There are four categories in play in today’s text: sinners, righteous persons, the lost and the found. It is easy for us to dismiss Jesus’ opponents as hypocrites, since, after all, everyone is a sinner, but that is not Luke’s perspective. Tax collectors were corrupt; they colluded with the Roman Empire against their own people’s best interests and kept for themselves a cut of the money they extorted. They were roundly and justly despised. The sinners here are people whose transgressive behavior is habitual and blatant. It’s public knowledge in the community, and one avoids their company for good reason, because when you lie down, or eat, with dogs, you are likely to get up with fleas. Moreover, for Luke the Pharisees and scribes are not suffering from delusions of grandeur. These righteous persons are not perfect, but they are decent. They strive to keep the law; they are committed and conscientious in their ethics and moral life. These are people like my parents, people like you. No wonder Jesus’ laissez-faire social behavior troubles them deeply.

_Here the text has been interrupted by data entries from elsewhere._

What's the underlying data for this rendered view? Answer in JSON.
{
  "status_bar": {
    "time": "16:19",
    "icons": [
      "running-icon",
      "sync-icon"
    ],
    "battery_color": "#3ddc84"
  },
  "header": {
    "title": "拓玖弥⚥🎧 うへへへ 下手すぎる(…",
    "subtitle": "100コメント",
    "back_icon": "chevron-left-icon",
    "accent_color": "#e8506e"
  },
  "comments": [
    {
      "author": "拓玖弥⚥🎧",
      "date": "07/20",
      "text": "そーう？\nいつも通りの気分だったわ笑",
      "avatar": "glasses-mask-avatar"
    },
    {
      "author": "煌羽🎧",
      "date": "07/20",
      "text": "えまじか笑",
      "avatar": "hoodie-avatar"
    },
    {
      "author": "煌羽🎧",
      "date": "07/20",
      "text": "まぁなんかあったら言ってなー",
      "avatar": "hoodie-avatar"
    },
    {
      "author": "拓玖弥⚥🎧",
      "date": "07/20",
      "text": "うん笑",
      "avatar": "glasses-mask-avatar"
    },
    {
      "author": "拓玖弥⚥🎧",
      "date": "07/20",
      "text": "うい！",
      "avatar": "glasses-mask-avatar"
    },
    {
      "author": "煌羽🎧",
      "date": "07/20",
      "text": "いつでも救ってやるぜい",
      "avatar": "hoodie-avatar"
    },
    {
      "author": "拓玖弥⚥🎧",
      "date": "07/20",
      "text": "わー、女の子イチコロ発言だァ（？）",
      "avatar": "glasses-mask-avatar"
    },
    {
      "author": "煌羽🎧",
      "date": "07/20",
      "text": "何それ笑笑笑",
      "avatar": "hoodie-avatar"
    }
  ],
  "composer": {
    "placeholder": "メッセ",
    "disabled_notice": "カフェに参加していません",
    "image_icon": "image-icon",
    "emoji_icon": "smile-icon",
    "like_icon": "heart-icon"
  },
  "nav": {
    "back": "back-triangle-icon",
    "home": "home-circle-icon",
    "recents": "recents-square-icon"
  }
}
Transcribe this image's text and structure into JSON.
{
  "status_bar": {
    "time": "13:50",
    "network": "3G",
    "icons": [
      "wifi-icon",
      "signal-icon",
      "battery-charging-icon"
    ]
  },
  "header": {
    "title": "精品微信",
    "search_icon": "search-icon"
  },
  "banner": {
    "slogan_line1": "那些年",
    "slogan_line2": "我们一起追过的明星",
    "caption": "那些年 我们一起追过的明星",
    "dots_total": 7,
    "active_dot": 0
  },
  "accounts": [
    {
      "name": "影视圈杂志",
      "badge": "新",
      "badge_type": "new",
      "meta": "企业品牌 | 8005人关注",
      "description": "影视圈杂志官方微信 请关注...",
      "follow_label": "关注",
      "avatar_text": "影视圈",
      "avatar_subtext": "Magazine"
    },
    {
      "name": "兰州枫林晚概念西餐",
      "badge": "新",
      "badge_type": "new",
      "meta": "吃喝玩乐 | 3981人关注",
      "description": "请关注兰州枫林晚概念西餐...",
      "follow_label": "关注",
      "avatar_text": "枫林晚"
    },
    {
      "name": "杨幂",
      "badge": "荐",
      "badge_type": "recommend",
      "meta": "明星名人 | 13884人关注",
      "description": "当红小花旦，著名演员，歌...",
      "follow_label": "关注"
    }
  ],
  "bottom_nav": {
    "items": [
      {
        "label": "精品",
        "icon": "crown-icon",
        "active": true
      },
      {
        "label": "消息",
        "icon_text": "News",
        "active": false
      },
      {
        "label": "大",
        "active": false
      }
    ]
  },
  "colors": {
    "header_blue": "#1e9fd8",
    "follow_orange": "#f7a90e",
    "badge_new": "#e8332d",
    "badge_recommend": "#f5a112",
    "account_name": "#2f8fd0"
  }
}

So here’s the catalogue of the Lord’s preferred table companions: Pharisees, scribes, lawyers and their peers; the poor and those disadvantaged in society because of disease or physical impairment; tax collectors and sinners. Now Jesus truly was someone who could talk to any- and everybody! And it isn’t just a matter of chatting affably; his acceptance of them is honest and intimate. I have spent time with people who are poor and homeless, with people on the margins of society because of illness. We have shared meals and made conversation. Yet in many ways we have experienced ourselves as well-intentioned foreigners. And the prospect of table fellowship with the tax collectors and sinners of our day — think of grifter politicians using their public office to enrich themselves or the Jeffrey Epsteins of this world. Hey, how about drinks and dinner with the big pharma dudes behind the opioid crisis? I just can’t imagine it. But it’s a chance Jesus has always been willing to take.

That brings us to the other two categories in today’s parables: the lost and the found. People who scorn human decency and those who take the moral life to heart — sinners and the righteous — the Lord pursues them both. We are lost to each other, limited by both our worst impulses and our better angels, unable to see a way forward on common ground. “Just so, I tell you, there will be more joy in heaven over one sinner who repents than over ninety-nine righteous persons who need no repentance,” Jesus assures his hearers. When those big ticket transgressors experience a change of heart and mend their ways, we have reason to celebrate on earth as they do in heaven. Yet the righteous, while not needing to take their lives in a wholly new direction, often require a course correction. It doesn’t take much to be paralyzed by outrage; it is easy to get lost in despair. “Which one of you, having a hundred sheep and losing one of them, does not leave the ninety-nine in the wilderness and go after the one that is lost until he finds it?” Jesus asks. Well, I’m guessing none of us. But God gladly does. The Lord is tireless in pursuit of the lost and does not come back empty-handed. Amen.